The opinion considered how Sequenom had described the process used for its cfDNA screening. In the ‘540 patent, it states that “[t]he preparation of serum or plasma from the maternal blood sample is carried out by standard techniques.” In applying for the ‘540 patent, Sequenom described its methods for detecting chromosomal conditions using cfDNA as “techniques [that] are a matter of routine for one skilled in the art for the analysis of DNA.”

These admissions by Sequenom led the Federal Circuit to conclude that:

Where claims of a method patent are directed to an application that starts and ends with a naturally occurring phenomenon, the patent fails to disclose patent eligible subject matter if the methods themselves are conventional, routine and well understood applications in the art. The claims of the ‘540 patent at issue in this appeal are not directed to patent eligible subject matter and are, therefore, invalid.

The Federal Circuit addressed Sequenom’s final argument regarding the significance of cfDNA screening.

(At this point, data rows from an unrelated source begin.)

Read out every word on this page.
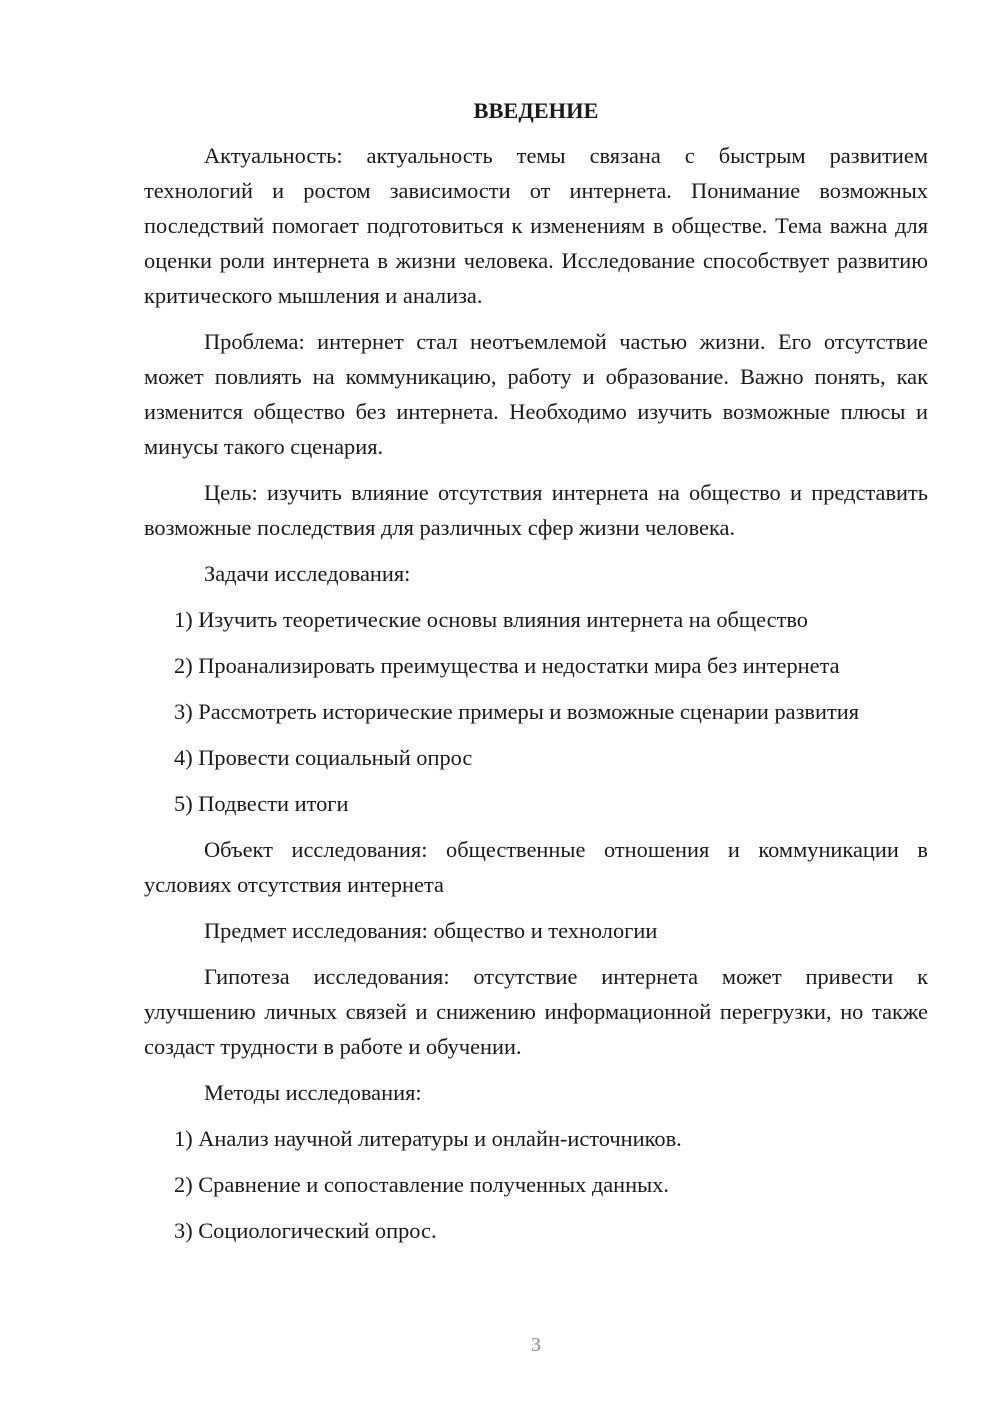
ВВЕДЕНИЕ

Актуальность: актуальность темы связана с быстрым развитием технологий и ростом зависимости от интернета. Понимание возможных последствий помогает подготовиться к изменениям в обществе. Тема важна для оценки роли интернета в жизни человека. Исследование способствует развитию критического мышления и анализа.

Проблема: интернет стал неотъемлемой частью жизни. Его отсутствие может повлиять на коммуникацию, работу и образование. Важно понять, как изменится общество без интернета. Необходимо изучить возможные плюсы и минусы такого сценария.

Цель: изучить влияние отсутствия интернета на общество и представить возможные последствия для различных сфер жизни человека.

Задачи исследования:

1) Изучить теоретические основы влияния интернета на общество

2) Проанализировать преимущества и недостатки мира без интернета

3) Рассмотреть исторические примеры и возможные сценарии развития

4) Провести социальный опрос

5) Подвести итоги

Объект исследования: общественные отношения и коммуникации в условиях отсутствия интернета

Предмет исследования: общество и технологии

Гипотеза исследования: отсутствие интернета может привести к улучшению личных связей и снижению информационной перегрузки, но также создаст трудности в работе и обучении.

Методы исследования:

1) Анализ научной литературы и онлайн-источников.

2) Сравнение и сопоставление полученных данных.

3) Социологический опрос.

3
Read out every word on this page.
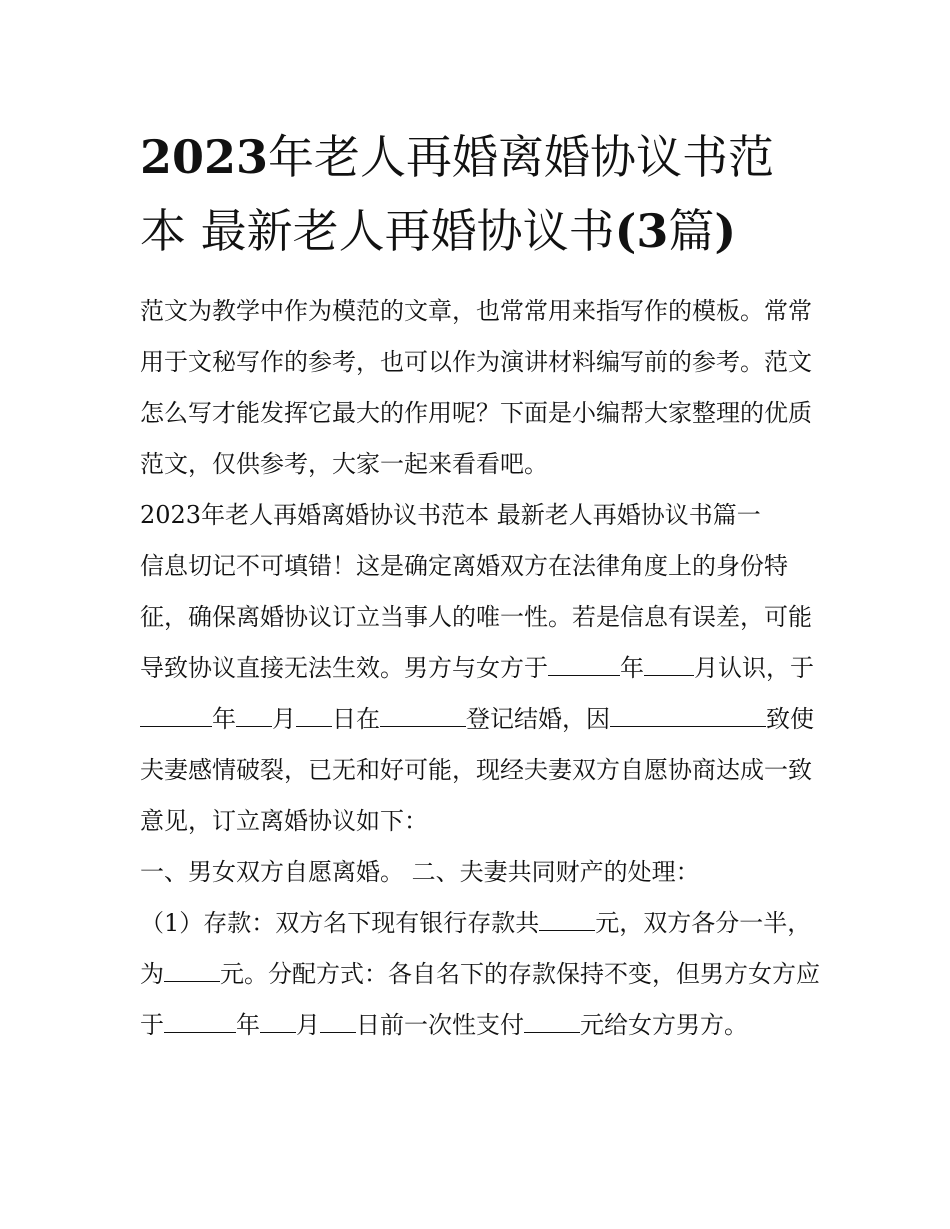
2023年老人再婚离婚协议书范本 最新老人再婚协议书(3篇)

范文为教学中作为模范的文章，也常常用来指写作的模板。常常用于文秘写作的参考，也可以作为演讲材料编写前的参考。范文怎么写才能发挥它最大的作用呢？下面是小编帮大家整理的优质范文，仅供参考，大家一起来看看吧。

2023年老人再婚离婚协议书范本 最新老人再婚协议书篇一

信息切记不可填错！这是确定离婚双方在法律角度上的身份特征，确保离婚协议订立当事人的唯一性。若是信息有误差，可能导致协议直接无法生效。男方与女方于	年 月认识，于年 月 日在	登记结婚，因	致使夫妻感情破裂，已无和好可能，现经夫妻双方自愿协商达成一致意见，订立离婚协议如下：

一、男女双方自愿离婚。 二、夫妻共同财产的处理：

（1）存款：双方名下现有银行存款共 元，双方各分一半，为 元。分配方式：各自名下的存款保持不变，但男方女方应于	年 月 日前一次性支付 元给女方男方。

Seqeunom also notes that “the method reflects a significant human contribution in that [Drs.] Lo and Wainscoat combined and utilized man-made tools of biotechnology in a new way that revolutionized prenatal care.” We agree but note that the Supreme Court instructs that “[g]roundbreaking, innovative, or even brilliant discovery does not by itself satisfy the [patentability] inquiry. … While Drs. Lo and Wainscoat’s discovery regarding cf[]DNA may have been a significant contribution to the medical field, that alone does not make it patentable.

Conclusion

Even while this case wound its way through the lower and now appellate court, Ariosa, Natera, and an ever-increasing number of other laboratories have pressed on with offering cfDNA screening. Now with this appellate decision ruling Sequenom’s patent is invalid, it can only be expected that more laboratories will pursue offering cfDNA screening. Absent a reinterpretation by the United States Supreme Court, there will not be a claim that Sequenom can make that competitors are infringing on its “revolutionary” biotechnology.